How then are they different from monitoring tools? Monitoring tools are typically used to record information about events as they occur. For example, they alert DevOps teams if an application is down or there is an issue. However, they don’t have that “holistic view” of an enterprise’s distributed application environment.

On the other hand, the platforms, also based on the information collected by the monitoring tools, help to identify patterns that would otherwise remain hidden. Observability also makes it easier to locate the root cause of a problem throughout the system, while monitoring only provides a first basis for a trial and error strategy. While monitoring can answer what is happening at a given moment, observability can answer why. Some of the observability platforms that stand out the most in the market are the following:

dynatrace

Dynatrace is an All-in-One platform for the observability of the entire IT structure of the company: monitoring and application security, digital experience, business analytics and automation in the cloud.

However, what makes Dynatrace unique is its AI engine, Davis. Davis provides accurate, automated insights into a system’s data instantly and continuously. These insights include dependency detection, anomaly detection, root cause analysis, and business impact analysis.

All of this means that many of the world’s largest companies trust Dynatrace to modernize and automate their operations, launch better software faster, and deliver new digital experiences.

New Relic

New Relic is one of the oldest platforms in the world of observability. The platform offers easy-to-use tools and highly configurable dashboards. They also allow you to choose between over 400 quickstarts that provide integrations, dashboards and alerts related to the main software tools that are commonly used on a daily basis.

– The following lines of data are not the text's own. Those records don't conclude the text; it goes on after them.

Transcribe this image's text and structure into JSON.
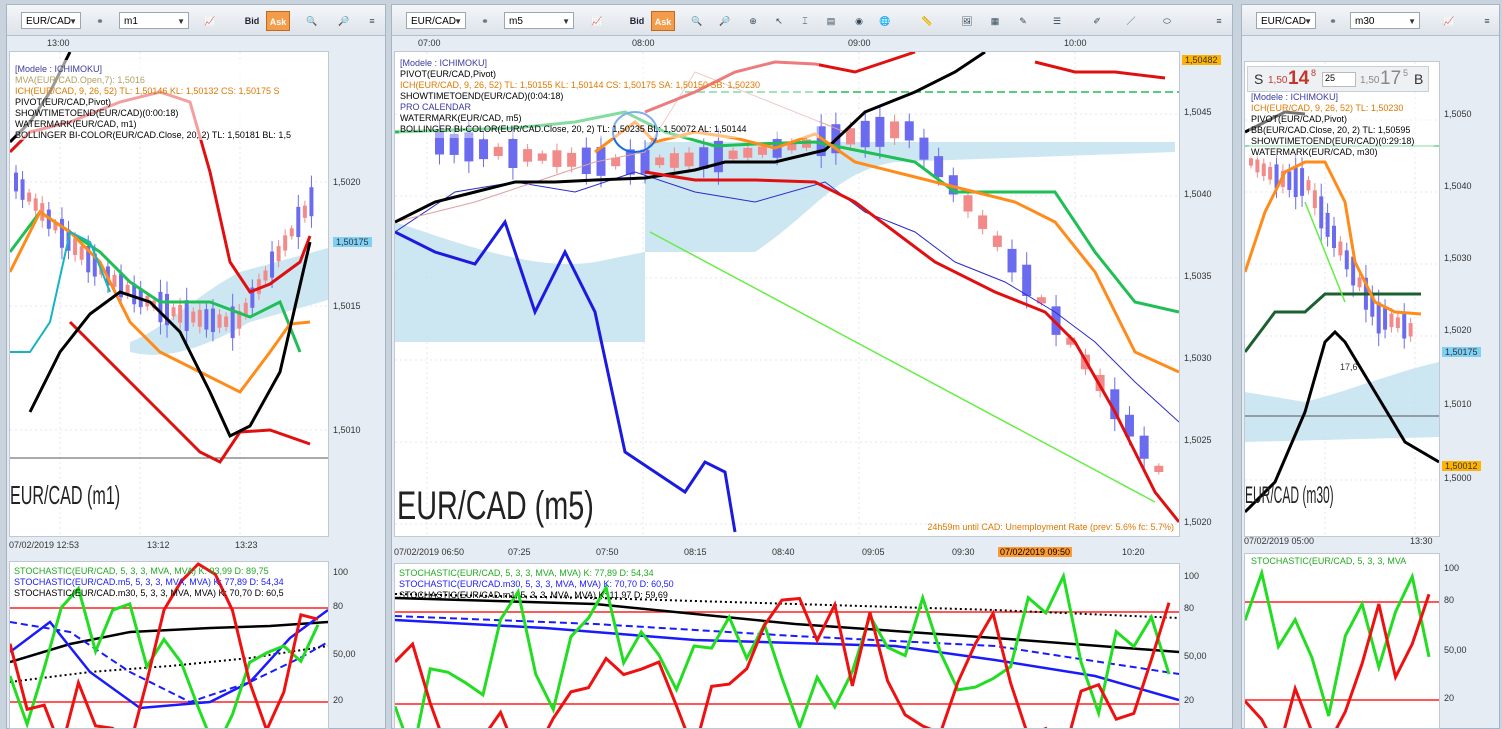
{
  "panels": {
    "left": {
      "symbol": "EUR/CAD",
      "timeframe": "m1",
      "bid": "Bid",
      "ask": "Ask",
      "top_time": "13:00",
      "bottom_times": [
        "07/02/2019 12:53",
        "13:12",
        "13:23"
      ],
      "prices": [
        "1,5020",
        "1,5015",
        "1,5010"
      ],
      "price_tag": "1,50175",
      "legend": [
        {
          "text": "[Modele : ICHIMOKU]",
          "color": "#3a3aa0"
        },
        {
          "text": "MVA(EUR/CAD.Open,7): 1,5016",
          "color": "#b0a060"
        },
        {
          "text": "ICH(EUR/CAD, 9, 26, 52)  TL: 1,50146  KL: 1,50132  CS: 1,50175  S",
          "color": "#e07800"
        },
        {
          "text": "PIVOT(EUR/CAD,Pivot)",
          "color": "#000"
        },
        {
          "text": "SHOWTIMETOEND(EUR/CAD)(0:00:18)",
          "color": "#000"
        },
        {
          "text": "WATERMARK(EUR/CAD, m1)",
          "color": "#000"
        },
        {
          "text": "BOLLINGER BI-COLOR(EUR/CAD.Close, 20, 2)  TL: 1,50181  BL: 1,5",
          "color": "#000"
        }
      ],
      "watermark": "EUR/CAD (m1)",
      "stoch_legend": [
        {
          "text": "STOCHASTIC(EUR/CAD, 5, 3, 3, MVA, MVA)  K: 93,99  D: 89,75",
          "color": "#22aa22"
        },
        {
          "text": "STOCHASTIC(EUR/CAD.m5, 5, 3, 3, MVA, MVA)  K: 77,89  D: 54,34",
          "color": "#1a1aff"
        },
        {
          "text": "STOCHASTIC(EUR/CAD.m30, 5, 3, 3, MVA, MVA)  K: 70,70  D: 60,5",
          "color": "#000"
        }
      ],
      "stoch_levels": [
        "100",
        "80",
        "50,00",
        "20"
      ]
    },
    "middle": {
      "symbol": "EUR/CAD",
      "timeframe": "m5",
      "bid": "Bid",
      "ask": "Ask",
      "top_times": [
        "07:00",
        "08:00",
        "09:00",
        "10:00"
      ],
      "bottom_times": [
        "07/02/2019 06:50",
        "07:25",
        "07:50",
        "08:15",
        "08:40",
        "09:05",
        "09:30",
        "07/02/2019 09:50",
        "10:20"
      ],
      "prices": [
        "1,5045",
        "1,5040",
        "1,5035",
        "1,5030",
        "1,5025",
        "1,5020"
      ],
      "price_tag": "1,50482",
      "legend": [
        {
          "text": "[Modele : ICHIMOKU]",
          "color": "#3a3aa0"
        },
        {
          "text": "PIVOT(EUR/CAD,Pivot)",
          "color": "#000"
        },
        {
          "text": "ICH(EUR/CAD, 9, 26, 52)  TL: 1,50155  KL: 1,50144  CS: 1,50175  SA: 1,50150  SB: 1,50230",
          "color": "#e07800"
        },
        {
          "text": "SHOWTIMETOEND(EUR/CAD)(0:04:18)",
          "color": "#000"
        },
        {
          "text": "PRO CALENDAR",
          "color": "#3a3aa0"
        },
        {
          "text": "WATERMARK(EUR/CAD, m5)",
          "color": "#000"
        },
        {
          "text": "BOLLINGER BI-COLOR(EUR/CAD.Close, 20, 2)  TL: 1,50235  BL: 1,50072  AL: 1,50144",
          "color": "#000"
        }
      ],
      "watermark": "EUR/CAD (m5)",
      "news": "24h59m until CAD: Unemployment Rate (prev: 5.6% fc: 5.7%)",
      "stoch_legend": [
        {
          "text": "STOCHASTIC(EUR/CAD, 5, 3, 3, MVA, MVA)  K: 77,89  D: 54,34",
          "color": "#22aa22"
        },
        {
          "text": "STOCHASTIC(EUR/CAD.m30, 5, 3, 3, MVA, MVA)  K: 70,70  D: 60,50",
          "color": "#1a1aff"
        },
        {
          "text": "STOCHASTIC(EUR/CAD.m1, 5, 3, 3, MVA, MVA)  K: 11,97  D: 59,69",
          "color": "#000"
        }
      ],
      "stoch_levels": [
        "100",
        "80",
        "50,00",
        "20"
      ]
    },
    "right": {
      "symbol": "EUR/CAD",
      "timeframe": "m30",
      "bottom_times": [
        "07/02/2019 05:00",
        "13:30"
      ],
      "prices": [
        "1,5050",
        "1,5040",
        "1,5030",
        "1,5020",
        "1,5010",
        "1,5000"
      ],
      "price_tag": "1,50175",
      "price_tag2": "1,50012",
      "quote": {
        "sell_label": "S",
        "sell_prefix": "1,50",
        "sell_big": "14",
        "sell_sup": "8",
        "qty": "25",
        "buy_prefix": "1,50",
        "buy_big": "17",
        "buy_sup": "5",
        "buy_label": "B"
      },
      "legend": [
        {
          "text": "[Modele : ICHIMOKU]",
          "color": "#3a3aa0"
        },
        {
          "text": "ICH(EUR/CAD, 9, 26, 52)  TL: 1,50230",
          "color": "#e07800"
        },
        {
          "text": "PIVOT(EUR/CAD,Pivot)",
          "color": "#000"
        },
        {
          "text": "BB(EUR/CAD.Close, 20, 2)  TL: 1,50595",
          "color": "#000"
        },
        {
          "text": "SHOWTIMETOEND(EUR/CAD)(0:29:18)",
          "color": "#000"
        },
        {
          "text": "WATERMARK(EUR/CAD, m30)",
          "color": "#000"
        }
      ],
      "watermark": "EUR/CAD (m30)",
      "marker": "17,6",
      "stoch_legend": [
        {
          "text": "STOCHASTIC(EUR/CAD, 5, 3, 3, MVA",
          "color": "#22aa22"
        }
      ],
      "stoch_levels": [
        "100",
        "80",
        "50,00",
        "20"
      ]
    }
  },
  "colors": {
    "ask": "#f39c4a",
    "bull": "#6b6bf0",
    "bear": "#f28a8a",
    "cloud": "#bfe0ef",
    "kijun": "#1fbf55",
    "tenkan": "#ff8c1a",
    "bollinger": "#e01010"
  }
}
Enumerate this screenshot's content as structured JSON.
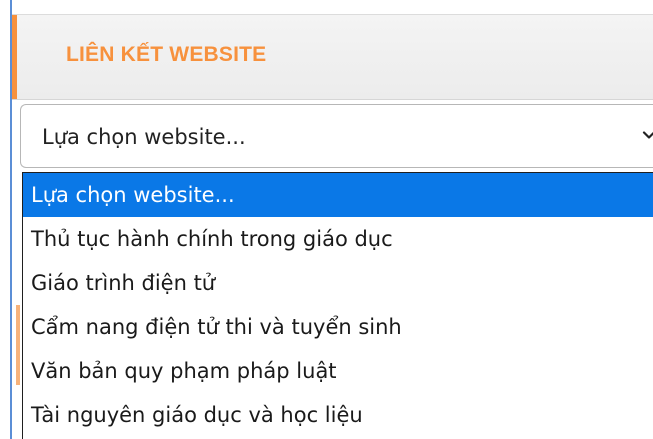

Another of its strong points is its commitment to open source technologies, with projects such as Prometheus or Grafana that limit the business cost that this type of platform usually has.

Its Applied Intelligence tool automatically detects and explains anomalies before they become incidents, reduces excessive re-alerts by correlating related alerts, and diagnoses problems by enriching incidents with context, allowing you to quickly get to the root of problems.

Honeycomb

Honeycomb is an observability tool that shows potential problems users experience with enterprise applications in complex and unpredictable environments.

In a matter of seconds, it finds patterns and outliers in billions of rows of data to solve problems and for its approach it is one of the most valued platforms by SRE and DevOps teams.

One of the most interesting features is BubbleUp, a tool that signals the correct dimension of an atypical event which is causing problems. And it’s true that Honeycomb’s interface can be a bit overwhelming when you’re just starting out, but the platform offers extensive step-by-step tutorials that make the experience easy.

splunk

Splunk has been a giant in the APM market for nearly two decades, and today offers a range of observability applications. Individual solutions are available for infrastructure monitoring, APM, logging, front-end user monitoring, synthetic monitoring, and automated incident response.

Users can choose to add each of these applications to their final solution, or you can bundle them in an as-a-service mode, in the Splunk Observability Cloud.

One of its greatest advantages is that its instrumentation functions are natively compatible with OpenTelemetryan open source observability framework.

This means that the entire platform is completely vendor agnostic and provides a consistent framework for telemetry data collection across applications.